Defenders of harsh interrogation techniques like waterboarding have generally been nonplussed by the recent news that the CIA destroyed videotapes of several interrogations. For waterboarding’s harsh critics however, the news has caused some heartburn. In particular, a columnist for the San Francisco Chronicle (and contributor to the site TruthDig.com) wants to know why Speaker Pelosi didn’t speak up about what she knew:

Pelosi’s press aide Brendan Daly told me that the Washington Post report on her CIA briefing was “overblown” because Pelosi, then the ranking Democrat on the House Intelligence Committee thought the techniques described, which the CIA insists included waterboarding, were planned for the future and not yet in use. Pelosi claimed that “several months later” her successor as the ranking Democrat, Rep. Jane Harman of Los Angeles County, was advised the techniques “had in fact been employed” and wrote a classified letter to the CIA in protest, and Pelosi “concurred.” Neither went public with her concerns… Pelosi testified before the commission on May 22, 2003 but uttered not a word of caution about the methods used…. Hopefully I am missing something here, having admired Pelosi for decades, but if she and the others in the know have another version of these events, it’s time to come clean.

Here’s one possible explanation: Speaker Pelosi recognized the importance of getting information from captured enemies in the period after September 11, but changed her mind about it when she sensed political opportunity in criticizing the Bush administration. Based on the Washington Post‘s reporting of the briefing she received on harsh interrogation, it’s even possible that she was among those who wondered whether the methods were tough enough:

In September 2002, four members of Congress met in secret for a first look at a unique CIA program designed to wring vital information from reticent terrorism suspects in U.S. custody. For more than an hour, the bipartisan group, which included current House Speaker Nancy Pelosi (D-Calif.), was given a virtual tour of the CIA’s overseas detention sites and the harsh techniques interrogators had devised to try to make their prisoners talk.
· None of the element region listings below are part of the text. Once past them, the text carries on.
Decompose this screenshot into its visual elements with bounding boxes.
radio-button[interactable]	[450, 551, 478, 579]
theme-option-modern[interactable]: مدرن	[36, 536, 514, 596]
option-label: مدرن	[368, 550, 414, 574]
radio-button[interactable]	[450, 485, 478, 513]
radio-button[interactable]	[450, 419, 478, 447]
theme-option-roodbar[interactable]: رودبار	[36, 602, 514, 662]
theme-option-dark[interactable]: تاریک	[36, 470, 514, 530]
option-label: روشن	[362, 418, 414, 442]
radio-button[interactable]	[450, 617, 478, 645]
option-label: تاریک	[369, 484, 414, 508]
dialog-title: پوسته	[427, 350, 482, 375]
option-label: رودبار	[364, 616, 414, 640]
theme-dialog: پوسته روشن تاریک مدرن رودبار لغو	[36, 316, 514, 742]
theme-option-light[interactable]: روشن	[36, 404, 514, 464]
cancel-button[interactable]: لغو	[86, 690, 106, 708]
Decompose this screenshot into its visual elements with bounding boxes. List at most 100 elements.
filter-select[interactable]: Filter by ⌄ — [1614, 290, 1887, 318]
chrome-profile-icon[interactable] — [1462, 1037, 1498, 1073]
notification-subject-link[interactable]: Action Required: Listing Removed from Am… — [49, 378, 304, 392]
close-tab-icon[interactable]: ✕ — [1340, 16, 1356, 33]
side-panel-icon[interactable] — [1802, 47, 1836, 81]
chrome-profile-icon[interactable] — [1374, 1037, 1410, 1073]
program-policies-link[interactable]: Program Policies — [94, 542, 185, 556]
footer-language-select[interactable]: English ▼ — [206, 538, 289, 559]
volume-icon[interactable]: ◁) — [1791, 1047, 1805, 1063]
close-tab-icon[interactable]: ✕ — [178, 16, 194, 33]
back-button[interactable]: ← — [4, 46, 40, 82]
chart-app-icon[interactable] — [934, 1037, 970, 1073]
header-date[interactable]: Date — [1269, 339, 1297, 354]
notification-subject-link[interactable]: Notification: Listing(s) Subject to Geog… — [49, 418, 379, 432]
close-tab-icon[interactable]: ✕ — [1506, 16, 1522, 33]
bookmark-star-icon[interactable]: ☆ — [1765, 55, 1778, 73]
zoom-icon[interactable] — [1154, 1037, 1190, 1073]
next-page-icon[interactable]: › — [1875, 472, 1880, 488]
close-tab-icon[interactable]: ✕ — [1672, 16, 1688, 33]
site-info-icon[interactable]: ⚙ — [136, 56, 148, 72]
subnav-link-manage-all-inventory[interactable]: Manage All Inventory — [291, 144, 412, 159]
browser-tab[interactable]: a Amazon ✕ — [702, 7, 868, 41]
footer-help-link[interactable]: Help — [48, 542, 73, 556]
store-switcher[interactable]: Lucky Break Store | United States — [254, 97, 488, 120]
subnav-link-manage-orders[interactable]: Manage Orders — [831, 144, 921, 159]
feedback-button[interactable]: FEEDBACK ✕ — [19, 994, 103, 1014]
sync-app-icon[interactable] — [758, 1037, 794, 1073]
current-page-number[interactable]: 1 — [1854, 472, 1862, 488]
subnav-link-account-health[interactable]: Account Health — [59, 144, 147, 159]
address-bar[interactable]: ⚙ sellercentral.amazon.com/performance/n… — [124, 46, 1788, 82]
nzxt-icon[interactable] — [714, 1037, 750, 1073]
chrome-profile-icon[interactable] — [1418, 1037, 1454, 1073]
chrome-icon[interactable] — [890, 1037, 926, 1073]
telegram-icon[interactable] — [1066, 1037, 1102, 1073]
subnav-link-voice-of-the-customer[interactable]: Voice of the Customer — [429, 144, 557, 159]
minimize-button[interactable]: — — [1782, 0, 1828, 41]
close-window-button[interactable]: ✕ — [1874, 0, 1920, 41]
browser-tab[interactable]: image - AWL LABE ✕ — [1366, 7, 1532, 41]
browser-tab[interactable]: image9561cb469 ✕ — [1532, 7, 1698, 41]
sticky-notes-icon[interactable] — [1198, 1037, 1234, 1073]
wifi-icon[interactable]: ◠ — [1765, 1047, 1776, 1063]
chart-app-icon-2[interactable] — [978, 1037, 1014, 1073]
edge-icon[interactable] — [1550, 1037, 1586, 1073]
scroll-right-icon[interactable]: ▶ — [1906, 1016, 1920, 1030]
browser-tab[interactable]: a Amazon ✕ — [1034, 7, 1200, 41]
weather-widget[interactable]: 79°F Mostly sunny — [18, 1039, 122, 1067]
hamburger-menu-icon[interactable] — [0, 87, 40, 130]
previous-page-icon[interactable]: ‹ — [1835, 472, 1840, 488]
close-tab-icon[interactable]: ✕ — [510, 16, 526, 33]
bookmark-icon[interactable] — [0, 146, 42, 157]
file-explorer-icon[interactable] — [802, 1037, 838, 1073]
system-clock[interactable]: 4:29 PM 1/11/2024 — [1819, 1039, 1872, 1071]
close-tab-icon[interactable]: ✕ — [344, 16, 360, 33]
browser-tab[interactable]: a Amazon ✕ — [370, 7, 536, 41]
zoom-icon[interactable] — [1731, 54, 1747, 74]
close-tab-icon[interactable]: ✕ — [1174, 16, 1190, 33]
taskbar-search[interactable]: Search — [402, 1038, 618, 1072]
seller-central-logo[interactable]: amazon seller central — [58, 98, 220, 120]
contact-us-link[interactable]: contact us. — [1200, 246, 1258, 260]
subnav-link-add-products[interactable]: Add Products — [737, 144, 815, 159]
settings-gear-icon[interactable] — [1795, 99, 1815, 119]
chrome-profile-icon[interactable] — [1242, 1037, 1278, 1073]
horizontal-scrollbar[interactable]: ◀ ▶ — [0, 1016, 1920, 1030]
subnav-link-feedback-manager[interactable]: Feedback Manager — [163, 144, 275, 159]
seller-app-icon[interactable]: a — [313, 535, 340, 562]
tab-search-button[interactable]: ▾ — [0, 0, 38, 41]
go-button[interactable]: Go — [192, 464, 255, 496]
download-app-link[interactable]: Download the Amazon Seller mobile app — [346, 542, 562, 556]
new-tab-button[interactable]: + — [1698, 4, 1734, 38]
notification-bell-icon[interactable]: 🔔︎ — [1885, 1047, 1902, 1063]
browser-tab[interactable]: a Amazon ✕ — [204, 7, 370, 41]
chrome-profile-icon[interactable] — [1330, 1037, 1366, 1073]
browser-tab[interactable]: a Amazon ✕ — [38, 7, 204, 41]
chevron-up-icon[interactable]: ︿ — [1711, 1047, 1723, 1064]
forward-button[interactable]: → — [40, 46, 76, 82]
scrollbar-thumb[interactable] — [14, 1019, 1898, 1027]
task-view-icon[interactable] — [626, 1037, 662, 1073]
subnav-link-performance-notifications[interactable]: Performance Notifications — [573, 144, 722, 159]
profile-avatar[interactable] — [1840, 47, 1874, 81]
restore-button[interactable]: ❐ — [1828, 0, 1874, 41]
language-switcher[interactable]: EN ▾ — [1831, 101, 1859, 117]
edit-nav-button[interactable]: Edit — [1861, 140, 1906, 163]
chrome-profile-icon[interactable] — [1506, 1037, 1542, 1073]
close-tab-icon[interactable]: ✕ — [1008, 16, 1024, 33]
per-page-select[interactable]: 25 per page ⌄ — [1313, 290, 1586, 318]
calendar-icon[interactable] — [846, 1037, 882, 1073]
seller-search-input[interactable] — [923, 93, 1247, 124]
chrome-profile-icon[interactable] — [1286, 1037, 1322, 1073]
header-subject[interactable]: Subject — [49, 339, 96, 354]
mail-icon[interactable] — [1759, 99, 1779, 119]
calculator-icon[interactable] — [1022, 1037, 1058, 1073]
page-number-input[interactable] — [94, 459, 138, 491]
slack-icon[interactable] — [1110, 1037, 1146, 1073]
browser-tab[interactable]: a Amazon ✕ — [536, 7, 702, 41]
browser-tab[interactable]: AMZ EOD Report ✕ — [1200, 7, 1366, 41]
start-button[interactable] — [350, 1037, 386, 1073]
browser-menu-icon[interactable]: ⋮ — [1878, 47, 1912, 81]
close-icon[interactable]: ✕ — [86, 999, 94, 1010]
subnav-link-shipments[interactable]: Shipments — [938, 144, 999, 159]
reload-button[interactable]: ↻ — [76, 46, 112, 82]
Among the techniques described, said two officials present, was waterboarding, a practice that years later would be condemned as torture by Democrats and some Republicans on Capitol Hill. But on that day, no objections were raised. Instead, at least two lawmakers in the room asked the CIA to push harder, two U.S. officials said.

After all, an informed Congressional source tells the Post that Pelosi at least raised no objection to the technique when she learned about it:

Pelosi declined to comment directly on her reaction to the classified briefings. But a congressional source familiar with Pelosi’s position on the matter said the California lawmaker did recall discussions about enhanced interrogation. The source said Pelosi recalls that techniques described by the CIA were still in the planning stage — they had been designed and cleared with agency lawyers but not yet put in practice — and acknowledged that Pelosi did not raise objections at the time.

Reasonable people can and do disagree about whether waterboarding constitutes torture, but given that there’s no evidence the technique was ever widely used, and that it’s use has been discontinued, it’s clear that Democrats are seizing on it for political benefit. Pelosi’s sudden devotion to stopping waterboarding provides even greater evidence. One can only hope that the left continues to press the Speaker for an explanation of her conversion–it’s clear that she long ago stopped listening to the rest of us.